Sultan was born in Riyadh in 1928, according to the defense ministry's website. But official reports vary, some say he was born in 1931, others have him as being 85 years old.
In 1947, he was appointed governor of Riyadh. At the same time, he was assisting his father in the setting up of a national administrative system based on the implementation of Islamic Sharia law. In 1953, he became the kingdom's first minister of agriculture.

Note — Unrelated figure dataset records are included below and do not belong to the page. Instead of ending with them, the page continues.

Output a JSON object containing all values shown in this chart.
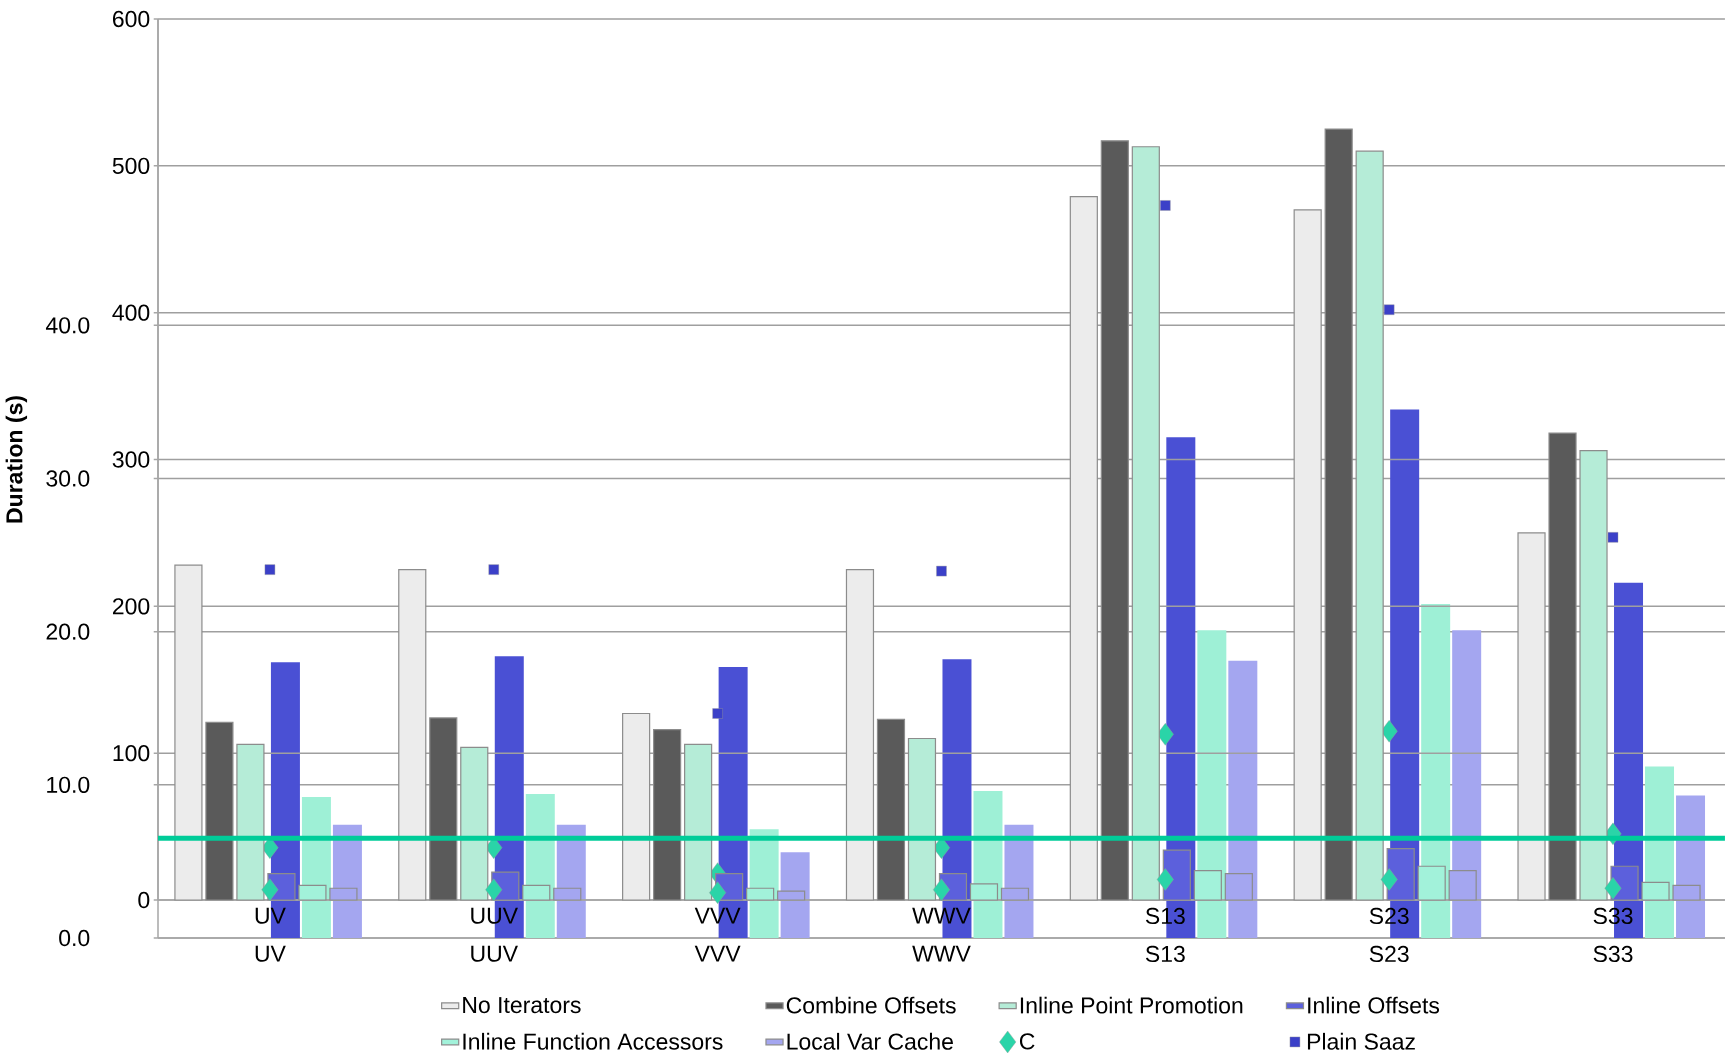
{
  "chart_data": [
    {
      "type": "bar",
      "ylabel": "Duration (s)",
      "categories": [
        "UV",
        "UUV",
        "VVV",
        "WWV",
        "S13",
        "S23",
        "S33"
      ],
      "ylim": [
        0,
        600
      ],
      "yticks": [
        0,
        100,
        200,
        300,
        400,
        500,
        600
      ],
      "grid": "y",
      "legend": "bottom",
      "series": [
        {
          "name": "No Iterators",
          "color": "#ececec",
          "values": [
            228,
            225,
            127,
            225,
            479,
            470,
            250
          ]
        },
        {
          "name": "Combine Offsets",
          "color": "#5a5a5a",
          "values": [
            121,
            124,
            116,
            123,
            517,
            525,
            318
          ]
        },
        {
          "name": "Inline Point Promotion",
          "color": "#b5ecd7",
          "values": [
            106,
            104,
            106,
            110,
            513,
            510,
            306
          ]
        },
        {
          "name": "Inline Offsets",
          "color": "#5c60dc",
          "values": [
            18,
            19,
            18,
            18,
            34,
            35,
            23
          ]
        },
        {
          "name": "Inline Function Accessors",
          "color": "#a2f2da",
          "values": [
            10,
            10,
            8,
            11,
            20,
            23,
            12
          ]
        },
        {
          "name": "Local Var Cache",
          "color": "#a4a6f0",
          "values": [
            8,
            8,
            6,
            8,
            18,
            20,
            10
          ]
        },
        {
          "name": "C",
          "type": "scatter",
          "marker": "diamond",
          "color": "#2ad4a8",
          "values": [
            7,
            7,
            5,
            7,
            14,
            14,
            8
          ]
        },
        {
          "name": "Plain Saaz",
          "type": "scatter",
          "marker": "square",
          "color": "#3b40c8",
          "values": [
            225,
            225,
            127,
            224,
            473,
            402,
            247
          ]
        }
      ],
      "ref_lines": [
        {
          "axis": "y",
          "value": 42,
          "color": "#00cc99"
        }
      ]
    },
    {
      "type": "bar",
      "categories": [
        "UV",
        "UUV",
        "VVV",
        "WWV",
        "S13",
        "S23",
        "S33"
      ],
      "ylim": [
        0,
        60
      ],
      "yticks": [
        {
          "value": 0,
          "label": "0.0"
        },
        {
          "value": 10,
          "label": "10.0"
        },
        {
          "value": 20,
          "label": "20.0"
        },
        {
          "value": 30,
          "label": "30.0"
        },
        {
          "value": 40,
          "label": "40.0"
        }
      ],
      "grid": "y",
      "series": [
        {
          "color": "#ececec",
          "values": [
            null,
            null,
            null,
            null,
            null,
            null,
            null
          ]
        },
        {
          "color": "#4a4a4a",
          "values": [
            null,
            null,
            null,
            null,
            null,
            null,
            null
          ]
        },
        {
          "color": "#aee6d0",
          "values": [
            null,
            null,
            null,
            null,
            null,
            null,
            null
          ]
        },
        {
          "color": "#4a50d4",
          "values": [
            18.0,
            18.4,
            17.7,
            18.2,
            32.7,
            34.5,
            23.2
          ]
        },
        {
          "color": "#9ef0d6",
          "values": [
            9.2,
            9.4,
            7.1,
            9.6,
            20.1,
            21.8,
            11.2
          ]
        },
        {
          "color": "#a4a6f0",
          "values": [
            7.4,
            7.4,
            5.6,
            7.4,
            18.1,
            20.1,
            9.3
          ]
        },
        {
          "type": "scatter",
          "marker": "diamond",
          "color": "#2ad4a8",
          "values": [
            5.9,
            5.9,
            4.2,
            5.9,
            13.3,
            13.5,
            6.8
          ]
        }
      ]
    }
  ]
}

Two years later, Sultan became minister of transportation, supervising the development of the kingdom's roads and telecommunications network and the construction of the railway system connecting the eastern city of Dammam with Riyadh, the capital.
As defense minister, Sultan closed multibillion deals to establish the modern Saudi armed forces, including land, air, naval and air defense forces.
On more than one occasion, the deals implicated several of his sons in corruption scandals charges they have denied.
Sultan is survived by 32 children from multiple wives. They include Bandar, the former ambassador to the United States who now heads the National Security Council, and Khaled, Sultan's assistant in the Defense Ministry.